Finding That Fake Photo! The Fight Against Deepfake

Finding That Fake Photo! The Fight Against Deepfake

Finding That Fake Photo! The Fight Against DeepfakeFinding That Fake Photo! The Fight Against Deepfake

Rumors Stop at FakeCatcher.
Compiled by | Zi Pei
On January 13, ZhDongxi reported that with the popularity of one-click face-swapping applications like Deepfake, more and more ordinary people can easily modify the images and even the voices of people in videos, achieving a level of realism that is hard to distinguish from the real thing. However, behind the fun, there are also risks that promote rumors and invade privacy.
In January 2019, Binghamton University collaborated with Intel to launch a video image detection tool called FakeCatcher. This August, researchers published a paper titled “How Do the Hearts of Deep Fakes Beat? Deep Fake Source Detection via Interpreting Residuals with Biological Signals,” achieving an accuracy of 97.29%.
How does FakeCatcher realize its “anti-fake” function? Will it lead to Deepfake “anti-anti-fake”? And what new breakthroughs and innovations will FakeCatcher have two years later? Today, ZhDongxi will explain it all to you.
Paper: https://arxiv.org/abs/2008.11363

Finding That Fake Photo! The Fight Against Deepfake

01.
Is Deepfake All-Powerful? Heartbeat and Pulse to “Fight Fake”
FakeCatcher is based on the principle of the subtle skin color differences produced by the human heartbeat, and specifically applies the same technology as the fingertip pulse oximeter and Apple Watch used to measure exercise heart rate—photoplethysmography (PPG).
Ilke Demir, a senior research scientist at Intel, stated: “We extracted several PPG signals from different parts of the face and detected their spatiotemporal consistency. In videos synthesized through deep learning, the heartbeat signal has neither consistency nor any relation to the pulse signal. In real recorded videos, the blood flow in the human face is consistent with the pulse, which is the heartbeat signal.”

Finding That Fake Photo! The Fight Against Deepfake

▲PPG and rPPG signals of the human face

Collaborating with Demir is PhD Umur A. Ciftci from Binghamton University’s Computer Science Department and his advisor, Professor Lijun Yin from the Graphics and Image Computing Laboratory. The laboratory’s multiple 3D face and expression databases have been used by several Hollywood filmmakers and video game creators for film or game projects.
In the laboratory, Ciftci established the most advanced physiological signal collection equipment in the United States using 18 cameras and infrared cameras.

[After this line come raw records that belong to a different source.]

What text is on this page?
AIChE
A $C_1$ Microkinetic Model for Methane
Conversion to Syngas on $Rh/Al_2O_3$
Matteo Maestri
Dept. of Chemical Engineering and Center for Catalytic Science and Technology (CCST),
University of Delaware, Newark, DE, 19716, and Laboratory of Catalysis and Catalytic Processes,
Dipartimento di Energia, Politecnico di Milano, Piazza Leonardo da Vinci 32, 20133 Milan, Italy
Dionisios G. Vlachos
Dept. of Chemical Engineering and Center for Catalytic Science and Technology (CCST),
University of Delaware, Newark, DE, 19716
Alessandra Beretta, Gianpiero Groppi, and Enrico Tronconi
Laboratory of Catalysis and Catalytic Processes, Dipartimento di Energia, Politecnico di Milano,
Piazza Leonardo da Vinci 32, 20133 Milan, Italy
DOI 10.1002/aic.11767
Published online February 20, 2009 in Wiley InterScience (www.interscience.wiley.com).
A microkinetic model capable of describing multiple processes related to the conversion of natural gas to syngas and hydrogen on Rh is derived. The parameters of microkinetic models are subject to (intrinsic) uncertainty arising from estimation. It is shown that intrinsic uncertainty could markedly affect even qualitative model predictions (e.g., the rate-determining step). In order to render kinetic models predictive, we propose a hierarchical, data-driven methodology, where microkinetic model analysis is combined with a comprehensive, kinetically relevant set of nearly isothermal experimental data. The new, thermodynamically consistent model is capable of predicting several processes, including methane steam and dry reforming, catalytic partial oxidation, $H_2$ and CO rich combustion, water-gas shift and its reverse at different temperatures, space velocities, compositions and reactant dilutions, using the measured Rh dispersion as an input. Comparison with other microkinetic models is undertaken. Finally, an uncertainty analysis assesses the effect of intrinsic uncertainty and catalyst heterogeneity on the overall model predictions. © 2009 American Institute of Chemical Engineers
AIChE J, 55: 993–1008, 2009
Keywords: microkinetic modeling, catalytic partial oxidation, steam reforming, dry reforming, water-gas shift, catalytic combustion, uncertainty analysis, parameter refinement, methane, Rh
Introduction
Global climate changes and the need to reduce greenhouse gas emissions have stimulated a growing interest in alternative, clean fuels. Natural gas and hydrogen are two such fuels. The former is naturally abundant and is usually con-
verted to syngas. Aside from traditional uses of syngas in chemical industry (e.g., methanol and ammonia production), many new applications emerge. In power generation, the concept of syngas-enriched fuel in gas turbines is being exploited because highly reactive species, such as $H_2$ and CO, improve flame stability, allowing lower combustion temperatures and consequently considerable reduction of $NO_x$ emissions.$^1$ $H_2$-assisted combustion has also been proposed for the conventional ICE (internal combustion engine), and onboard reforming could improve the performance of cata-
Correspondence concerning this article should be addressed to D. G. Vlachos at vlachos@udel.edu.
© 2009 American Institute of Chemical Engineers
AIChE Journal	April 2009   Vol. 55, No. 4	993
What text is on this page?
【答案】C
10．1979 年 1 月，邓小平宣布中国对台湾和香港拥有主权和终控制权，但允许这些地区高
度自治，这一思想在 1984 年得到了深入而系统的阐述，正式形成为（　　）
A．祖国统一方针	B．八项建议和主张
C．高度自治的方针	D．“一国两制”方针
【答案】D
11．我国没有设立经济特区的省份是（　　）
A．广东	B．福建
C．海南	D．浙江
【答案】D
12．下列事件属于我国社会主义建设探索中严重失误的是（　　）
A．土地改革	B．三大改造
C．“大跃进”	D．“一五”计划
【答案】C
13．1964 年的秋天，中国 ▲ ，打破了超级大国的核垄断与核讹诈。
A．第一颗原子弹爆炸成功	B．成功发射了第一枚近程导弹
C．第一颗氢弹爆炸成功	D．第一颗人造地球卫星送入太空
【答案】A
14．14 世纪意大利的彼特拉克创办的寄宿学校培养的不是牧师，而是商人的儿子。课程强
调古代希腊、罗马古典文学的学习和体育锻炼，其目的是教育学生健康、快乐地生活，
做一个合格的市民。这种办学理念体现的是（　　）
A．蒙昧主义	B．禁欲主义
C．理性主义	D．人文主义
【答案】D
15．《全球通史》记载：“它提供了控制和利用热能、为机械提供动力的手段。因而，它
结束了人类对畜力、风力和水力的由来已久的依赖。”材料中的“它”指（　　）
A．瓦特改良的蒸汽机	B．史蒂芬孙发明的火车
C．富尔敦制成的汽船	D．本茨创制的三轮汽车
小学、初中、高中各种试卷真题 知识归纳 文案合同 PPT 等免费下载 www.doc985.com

During the experiment, subjects had to wear devices that monitor breathing and heart rate, and 30 minutes of data required 12 hours of computational processing.
Yin said: “Umur did a lot of physiological data analysis and processed the signals with our first multimodal database. We collected not only 2D and 3D visible image data but also data from thermal cameras and physiological sensors. Using physiological features to detect image forgery will be a new approach in the future.”
02.
To Fight “Fake”, First Create “Fake”
Compared to the images collected in the experiment, the quality of “fake photos” processed by Deepfake is much lower, which means that synthesized photos and videos can be more easily detected.
Ciftci said: “We will process the 3D images with the collected physiological signals and synthesize some ‘fake’ videos. Unlike Deepfake, we use real subjects’ data for processing, while Deepfake uses data from the internet. But if we only consider the ‘fake’ aspect, there is not much difference.”
“Just as police know how criminals commit crimes, if we want to find those fake photos, we must first know how they are made. Even when we create our database, we also used some methods from Deepfake.”

Finding That Fake Photo! The Fight Against Deepfake

▲Lijun Yin (left) and Umur Ciftci (right) in the 3D scanning laboratory, source: Jonathan Cohen

Since the publication of FakeCatcher, a total of 27 researchers worldwide have used the algorithm and dataset in their own studies. However, many are concerned that if these research results are made public in the future, Deepfake creators might learn the verification process and modify algorithms to upgrade Deepfake, making synthesized photos harder to detect in the future.
But Ciftci is not too worried about this: “For those who do not understand physiological signal processing, breaking through physiological signal detection is not easy. Without major software updates, Deepfake creators cannot simply use existing technology to achieve this goal.”
03.
Besides Being Able to “Fight Fake”, It Can Also Make Movies
One of the main reasons Intel is involved in FakeCatcher is due to its interest in volumetric capture, which is capturing information about the same person from multiple cameras in all directions and combining it to create a three-dimensional model that can be seamlessly placed in any environment, which will have significant implications for AR and VR.
Intel claims to be conducting the world’s largest volumetric capture experiment: under a 10,000 square foot grid dome with 100 cameras, the venue can accommodate about 30 people at the same time, and subjects can even ride several horses.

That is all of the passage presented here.